July 20, 2025

Blunders, Gaffes and Terrible Math: When Copy Editors Make Mistakes

My job, simply speaking, is to get things right. So there is no worse feeling than the realization that you have entered a correctable error into print and that a correction will appear a day or two later to proclaim, “Because of an editing error …” There is no escaping the page of the newspaper that you have marred; it reappears everywhere you look: blowing down the sidewalk, on a subway car, wrapped around the sea bass you’ve just bought at the market. There is no doubt that five years from now, I’ll buy something on eBay and it will come in a box padded with a scrap of The New York Times that says “Tom Udall of Utah.”

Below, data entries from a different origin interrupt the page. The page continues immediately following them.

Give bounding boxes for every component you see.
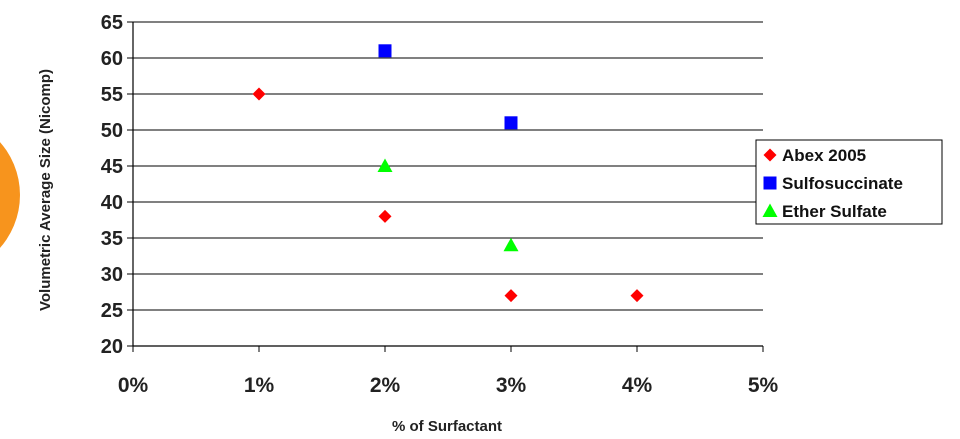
y-axis-title: Volumetric Average Size (Nicomp) (37, 69, 54, 311)
legend: Abex 2005 Sulfosuccinate Ether Sulfate (755, 139, 943, 225)
x-tick-labels: 0% 1% 2% 3% 4% 5% (118, 374, 779, 397)
point-square (378, 44, 392, 58)
legend-box (755, 139, 943, 225)
y-tick-labels: 20 25 30 35 40 45 50 55 60 65 (101, 12, 123, 358)
x-tick-label: 0% (118, 374, 149, 397)
legend-marker-square (763, 176, 777, 190)
point-diamond (252, 87, 266, 101)
y-tick-label: 60 (101, 48, 123, 70)
y-tick-label: 45 (101, 156, 123, 178)
x-tick-label: 1% (244, 374, 275, 397)
y-tick-label: 55 (101, 84, 123, 106)
point-triangle (377, 158, 393, 172)
axes (127, 21, 764, 352)
legend-marker-diamond (763, 148, 777, 162)
x-tick-label: 5% (748, 374, 779, 397)
y-tick-label: 30 (101, 264, 123, 286)
point-square (504, 116, 518, 130)
legend-marker-triangle (762, 203, 778, 217)
y-tick-label: 40 (101, 192, 123, 214)
x-tick-label: 2% (370, 374, 401, 397)
point-triangle (503, 237, 519, 252)
legend-label: Sulfosuccinate (782, 174, 903, 193)
x-tick-label: 3% (496, 374, 527, 397)
point-diamond (630, 289, 644, 303)
y-tick-label: 35 (101, 228, 123, 250)
legend-label: Ether Sulfate (782, 202, 887, 221)
y-tick-label: 20 (101, 336, 123, 358)
point-diamond (378, 209, 392, 223)
data-points (252, 44, 644, 303)
x-tick-label: 4% (622, 374, 653, 397)
point-diamond (504, 289, 518, 303)
x-axis-title: % of Surfactant (392, 418, 502, 435)
y-tick-label: 25 (101, 300, 123, 322)
y-tick-label: 50 (101, 120, 123, 142)
y-tick-label: 65 (101, 12, 123, 34)
decorative-orange-circle (0, 142, 20, 248)
legend-label: Abex 2005 (782, 146, 866, 165)
gridlines (133, 21, 763, 347)
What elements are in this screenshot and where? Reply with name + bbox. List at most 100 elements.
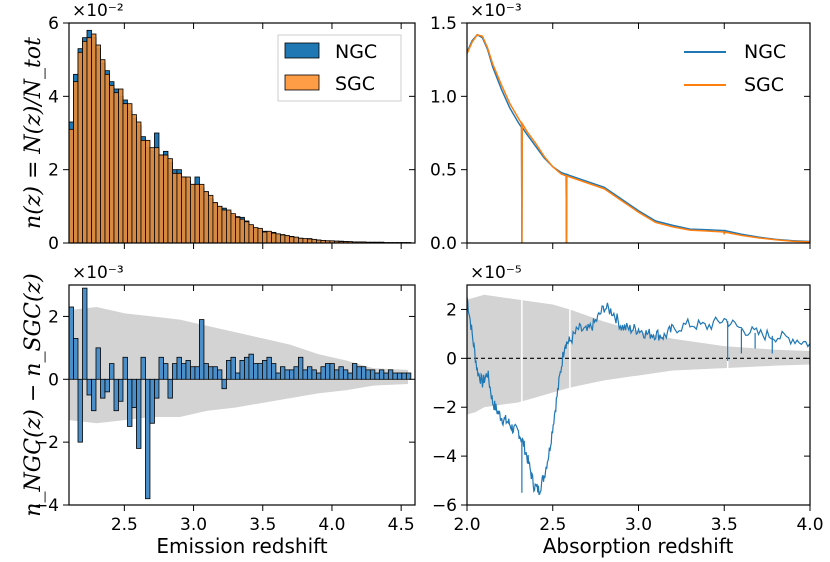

So how does this happen? In many wonderful and colorful ways. In this case, I’m pretty sure I typed “Udall” and then typed “Utah” because of the alliterative assonance. The brain plays funny tricks like that. You can be absent-minded: I have typed the first names of friends who have the same last name of the person I was actually writing about. Or you can simply be lazy: I misspelled both “Micheal Jordan” and “Wayne Gretsky” … in the same headline.

The Times has strict policies on corrections: If it’s wrong, even if just for a few minutes online or in one edition of the print newspaper, it is supposed to get a correction. Reporters and editors are expected to self-report their mistakes, which can make you feel a little like Bart Simpson writing on the blackboard, “I will never misquote Shakespeare again.” But it is this dedication to accuracy that earns the trust of our readers.

The Corrections listings are one of the first things I read every day, and that is a common practice among many copy editors. It’s not necessarily an act of schadenfreude (but maybe a little) as much as it’s a daily reminder of the importance of diligence: Double-check your math. Look up even the most famous of quotations.

Reading through New York Times corrections is like taking a guided tour of journalism’s pitfalls. It’s where you discover the Ginsberg-Ginsburg Vortex, a black hole that has devoured many a journalist who has confused the names of the poet and the justice. And it’s a parallel universe in which former Secretary of State George P. Shultz has a “c” in his last name, and the Peanuts creator Charles M. Schulz has a “t.”